On entend de plus en plus, dans la bouche des gouvernants, une sorte d’injonction rampante selon laquelle « il va falloir vivre avec le virus ». Si tout cela part du constat évident que nous ne disposons ni de vaccin, ni de traitement, il me semble que quelque chose d’autre se joue à cet endroit, a fortiori si l’on considère l’importance des théories néolibérales dans l’idéologie gouvernementale dominante et dans ses techniques de gouvernement. L’entrée en scène du virus produirait ainsi une complexification soudaine et brutale de l’environnement mondialisé, quelque chose comme une nouvelle version de cette « Grande Société » globale, à laquelle Lippmann nous pensait collectivement inadaptés. Et là-aussi, on commence à entendre dans les discours politiques la rengaine habituelle qui veut que toute crise, y compris une pandémie, soit aussi un défi à relever, une chance à saisir et une opportunité pour innover4. En quoi la théorie néolibérale de l’adaptation joue-t-elle à votre avis un rôle dans les actualisations de ces impératifs ?
C’est très juste. Il y a quelque chose de suspect dans ce discours selon lequel nous allons devoir apprendre à vivre autrement, c’est-à-dire à distance les uns des autres et rivés devant nos écrans. Au fond, tous ces discours malsains sur la « nouvelle culture » que les Français devraient adopter, et que les Asiatiques, eux, auraient déjà incorporée dans leur manière de vivre, dénote une volonté des élites dirigeantes de détruire la société comme corps collectif susceptible de conflit et de résistance. En lieu et place des phénomènes sociaux, qui portent toujours avec eux la possibilité du mouvement social, de la mobilisation et de la contestation, mais aussi d’une intelligence collective inventive qui résiste à la concentration du pouvoir dans les mains des seuls dirigeants, les adorateurs de cette nouvelle culture du masque et de la distanciation rêvent d’une société dans laquelle ne prévaudrait que la compétition entre individus ou entre foyers privés, tous bien séparés les uns des autres. Ainsi de l’École, qui devient l’outil virtuel d’une capitalisation de compétences pour les descendants de chaque famille, mais qui perd toute dimension sociale et politique : celle d’une formation à la citoyenneté, dans sa dimension nécessairement collective. Il est assez cocasse de se souvenir que les mêmes prônaient, au lendemain des attentats de 2015, l’éternité prétendue de la culture française : celle des terrasses de café, où tout le monde s’assemble et s’affiche à visage découvert. C’était une autre époque, celle où il s’agissait d’abord d’affirmer notre identité occidentale contre celle, menaçante, venue de l’Islam et de l’Orient. Dix-huit mois de mobilisation sociale hors du commun ont imposé aux mêmes chroniqueurs une nouvelle urgence : celle de disqualifier la culture française elle-même, dans sa dimension contestataire, politique et révolutionnaire. De là, sûrement, cette adoration béate et pour le moins surprenante d’un espace public où chacun se tiendrait masqué et à distance des autres. Renforcé par l’idée que puisque nous ne devons surtout rien changer à la conduite des affaires, nous allons nécessairement entrer dans un monde de catastrophes écologiques et sanitaires auquel nous devons apprendre à nous adapter grâce, en effet, à l’adoption de nouveaux comportements, entièrement soumis aux consignes des experts, et au pouvoir de résilience prêté à l’innovation.
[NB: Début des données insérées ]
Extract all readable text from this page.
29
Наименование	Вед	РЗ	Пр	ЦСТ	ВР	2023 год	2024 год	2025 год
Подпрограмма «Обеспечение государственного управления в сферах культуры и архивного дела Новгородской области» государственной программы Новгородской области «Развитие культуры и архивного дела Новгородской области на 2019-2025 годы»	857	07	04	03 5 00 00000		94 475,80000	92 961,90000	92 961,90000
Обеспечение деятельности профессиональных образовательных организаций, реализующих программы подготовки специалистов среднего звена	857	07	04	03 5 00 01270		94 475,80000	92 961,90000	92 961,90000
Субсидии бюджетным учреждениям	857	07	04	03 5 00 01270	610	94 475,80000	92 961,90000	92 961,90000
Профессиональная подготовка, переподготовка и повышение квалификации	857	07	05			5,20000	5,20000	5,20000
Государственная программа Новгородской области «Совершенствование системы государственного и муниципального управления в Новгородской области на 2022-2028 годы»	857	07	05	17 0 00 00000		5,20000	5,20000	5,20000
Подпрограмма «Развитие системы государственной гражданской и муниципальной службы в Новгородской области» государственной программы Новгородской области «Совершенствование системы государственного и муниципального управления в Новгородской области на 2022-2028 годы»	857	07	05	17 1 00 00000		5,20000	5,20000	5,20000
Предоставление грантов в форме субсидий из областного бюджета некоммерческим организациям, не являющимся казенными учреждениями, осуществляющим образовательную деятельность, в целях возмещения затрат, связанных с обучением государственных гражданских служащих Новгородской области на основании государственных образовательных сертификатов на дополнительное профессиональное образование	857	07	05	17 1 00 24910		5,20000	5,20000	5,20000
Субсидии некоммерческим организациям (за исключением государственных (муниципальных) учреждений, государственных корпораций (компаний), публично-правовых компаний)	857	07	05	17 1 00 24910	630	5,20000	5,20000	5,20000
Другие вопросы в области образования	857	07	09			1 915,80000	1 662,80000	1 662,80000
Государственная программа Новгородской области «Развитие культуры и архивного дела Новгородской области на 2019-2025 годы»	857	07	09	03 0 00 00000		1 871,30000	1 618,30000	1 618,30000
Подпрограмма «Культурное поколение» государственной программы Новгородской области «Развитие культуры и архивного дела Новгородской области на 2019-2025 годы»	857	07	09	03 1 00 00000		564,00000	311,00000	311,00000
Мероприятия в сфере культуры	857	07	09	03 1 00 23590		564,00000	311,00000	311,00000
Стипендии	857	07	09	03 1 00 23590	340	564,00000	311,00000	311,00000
Tout un courant de l’écologie politique, en envisageant notamment le problème de la cohabitation avec les autres vivants et de la capacité des sociétés thermo-industrielles à se transformer pour composer avec des formes complexes d’altérité non-humaine, pose aussi la question d’une certaine adaptation des collectifs humains face à la catastrophe écologique systémique. S’agissant du virus, l’une des hypothèses avancée sur son surgissement propose d’ailleurs de l’interpréter comme une alerte face à la catastrophe en cours, une idée encore renforcée si l’on considère que son émergence s’inscrit clairement dans les structures d’exploitation industrielle et capitaliste du monde5. Dans cette perspective, ce nouveau virus agirait en quelque sorte comme un appel à nous adapter, ou plutôt à composer autrement avec un milieu-monde qui nous signalerait de plus en plus explicitement la toxicité et l’inadéquation de nos manières de l’habiter. En quoi ces propositions et leurs conséquences politiques vous semblent-elles différentes de l’injonction néolibérale à l’adaptation des masses dont nous venons de parler ?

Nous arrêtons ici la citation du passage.